Voices

Deficit Commission is at a Loss

The draft plan issued by the leaders of the bipartisan deficit commission is not likely to garner the votes of Congress, or even of a majority of the commission’s own members.

The surprise release of the draft plan by the two co-chairs, former Senate Republican Leader Alan Simpson of Wyoming, and Erskine Bowles, the White House chief of staff in the Clinton administration, came weeks before the expected Dec. 1 due date of the full 18-member commission’s final report (see Deficit Panel Unveils Plan).

Among the plan’s already controversial suggestions is raising the Social Security retirement age to 69 by the year 2075, abolishing the alternative minimum tax, gradually increasing the gasoline tax by 15 cents in 2013 to fund transportation spending, lowering the corporate tax rate to 26 percent, and limiting deductions on mortgages above $500,000 and excluding second residences and home equity loans.

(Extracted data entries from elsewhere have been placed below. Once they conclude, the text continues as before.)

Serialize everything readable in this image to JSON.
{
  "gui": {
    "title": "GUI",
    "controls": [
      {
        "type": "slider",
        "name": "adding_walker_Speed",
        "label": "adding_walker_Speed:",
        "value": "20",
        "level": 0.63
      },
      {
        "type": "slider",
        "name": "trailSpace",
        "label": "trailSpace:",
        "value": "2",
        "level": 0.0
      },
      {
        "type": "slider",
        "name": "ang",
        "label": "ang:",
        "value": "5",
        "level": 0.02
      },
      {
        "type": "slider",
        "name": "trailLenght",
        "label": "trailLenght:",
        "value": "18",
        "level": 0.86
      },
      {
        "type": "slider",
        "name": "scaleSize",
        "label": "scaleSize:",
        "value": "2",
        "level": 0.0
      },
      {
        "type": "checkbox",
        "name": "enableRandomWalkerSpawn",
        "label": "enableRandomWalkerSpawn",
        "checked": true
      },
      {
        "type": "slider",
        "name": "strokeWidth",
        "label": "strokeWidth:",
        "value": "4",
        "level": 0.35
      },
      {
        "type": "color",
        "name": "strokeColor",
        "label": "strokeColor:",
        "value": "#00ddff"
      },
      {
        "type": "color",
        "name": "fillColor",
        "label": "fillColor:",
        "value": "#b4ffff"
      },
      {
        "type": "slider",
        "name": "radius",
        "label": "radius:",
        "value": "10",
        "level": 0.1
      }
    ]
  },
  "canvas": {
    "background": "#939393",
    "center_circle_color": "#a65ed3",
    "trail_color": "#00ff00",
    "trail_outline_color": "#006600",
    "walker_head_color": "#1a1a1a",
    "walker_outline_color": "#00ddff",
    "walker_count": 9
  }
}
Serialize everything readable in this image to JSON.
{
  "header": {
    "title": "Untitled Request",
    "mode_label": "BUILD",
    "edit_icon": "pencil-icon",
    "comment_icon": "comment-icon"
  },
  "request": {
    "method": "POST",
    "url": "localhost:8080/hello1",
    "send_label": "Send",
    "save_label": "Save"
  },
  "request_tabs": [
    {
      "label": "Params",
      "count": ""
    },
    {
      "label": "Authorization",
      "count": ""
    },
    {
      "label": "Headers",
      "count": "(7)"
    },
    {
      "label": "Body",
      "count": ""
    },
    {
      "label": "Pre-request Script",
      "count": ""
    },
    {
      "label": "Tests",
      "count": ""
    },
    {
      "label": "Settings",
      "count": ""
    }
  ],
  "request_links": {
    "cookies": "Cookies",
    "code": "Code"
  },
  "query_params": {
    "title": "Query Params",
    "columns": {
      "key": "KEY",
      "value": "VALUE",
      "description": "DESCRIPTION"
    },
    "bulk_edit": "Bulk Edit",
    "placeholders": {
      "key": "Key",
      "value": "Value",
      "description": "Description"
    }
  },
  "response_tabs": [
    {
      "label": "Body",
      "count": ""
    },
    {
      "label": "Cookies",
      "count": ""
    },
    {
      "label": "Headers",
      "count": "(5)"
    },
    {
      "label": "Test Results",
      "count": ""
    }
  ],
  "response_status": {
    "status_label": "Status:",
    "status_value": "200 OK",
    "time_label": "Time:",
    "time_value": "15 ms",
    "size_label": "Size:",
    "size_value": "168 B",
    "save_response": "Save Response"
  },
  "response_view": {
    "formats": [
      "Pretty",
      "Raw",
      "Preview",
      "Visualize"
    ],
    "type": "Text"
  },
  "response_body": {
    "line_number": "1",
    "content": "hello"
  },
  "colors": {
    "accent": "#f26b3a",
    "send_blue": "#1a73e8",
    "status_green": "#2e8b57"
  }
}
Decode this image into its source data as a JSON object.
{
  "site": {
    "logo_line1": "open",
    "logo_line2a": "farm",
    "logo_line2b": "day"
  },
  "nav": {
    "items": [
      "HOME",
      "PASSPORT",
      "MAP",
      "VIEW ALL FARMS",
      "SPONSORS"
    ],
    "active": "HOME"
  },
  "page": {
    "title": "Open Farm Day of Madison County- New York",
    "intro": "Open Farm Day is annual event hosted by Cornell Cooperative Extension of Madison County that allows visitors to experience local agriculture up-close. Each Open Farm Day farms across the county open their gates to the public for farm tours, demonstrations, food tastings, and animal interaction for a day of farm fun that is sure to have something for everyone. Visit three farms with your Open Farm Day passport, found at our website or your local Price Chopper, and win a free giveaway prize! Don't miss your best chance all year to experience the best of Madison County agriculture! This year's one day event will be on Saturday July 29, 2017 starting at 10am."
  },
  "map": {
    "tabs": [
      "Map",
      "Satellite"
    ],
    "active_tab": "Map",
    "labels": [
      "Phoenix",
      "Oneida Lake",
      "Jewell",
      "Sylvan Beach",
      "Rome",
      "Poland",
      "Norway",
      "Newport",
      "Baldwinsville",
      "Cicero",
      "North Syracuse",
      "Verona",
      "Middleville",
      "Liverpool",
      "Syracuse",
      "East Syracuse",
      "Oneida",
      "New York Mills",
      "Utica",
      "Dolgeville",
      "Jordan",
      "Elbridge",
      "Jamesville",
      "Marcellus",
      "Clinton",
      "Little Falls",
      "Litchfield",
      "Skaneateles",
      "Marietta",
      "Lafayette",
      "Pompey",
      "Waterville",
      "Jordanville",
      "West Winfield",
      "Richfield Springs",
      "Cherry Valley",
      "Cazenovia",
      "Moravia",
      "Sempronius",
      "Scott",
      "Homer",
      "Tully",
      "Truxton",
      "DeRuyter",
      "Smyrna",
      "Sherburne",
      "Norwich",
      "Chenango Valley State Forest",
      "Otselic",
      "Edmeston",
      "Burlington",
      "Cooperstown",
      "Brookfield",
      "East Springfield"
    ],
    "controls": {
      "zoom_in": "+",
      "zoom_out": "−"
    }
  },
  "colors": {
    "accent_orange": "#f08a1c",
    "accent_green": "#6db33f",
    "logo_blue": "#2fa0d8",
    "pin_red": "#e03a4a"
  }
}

As expected, the plan immediately drew criticism and may have been intended to play the bad cop part while the final report comes out seeming like the good cop. However, in order for the commission, officially known as the National Commission on Fiscal Responsibility and Reform, to issue a final report, 14 of the 18 members have to agree on it. So far, that does not appear to be the case, at least with this initial draft. One of the members of the commission, Rep. Jan Schakowsky, D-Ill., told The New York Times, “I think every member of the commission would agree that this is not the plan.”

Indeed, the draft plan looks more like a PowerPoint presentation than a report, but it does contain some good arguments for the need for reform as the national debt and the budget deficit continue to climb by trillions of dollars. The prospects of the plan passing in Congress seem fairly remote these days, however, especially as the Obama administration appears ready to give in to demands to extend the Bush tax cuts for both the wealthy and the middle class, adding another $4 trillion or so to the national debt for the foreseeable future. The only question these days seems to be how “permanent” the tax cut extension should be , when “permanent” only means until the next administration or Congress gets into office.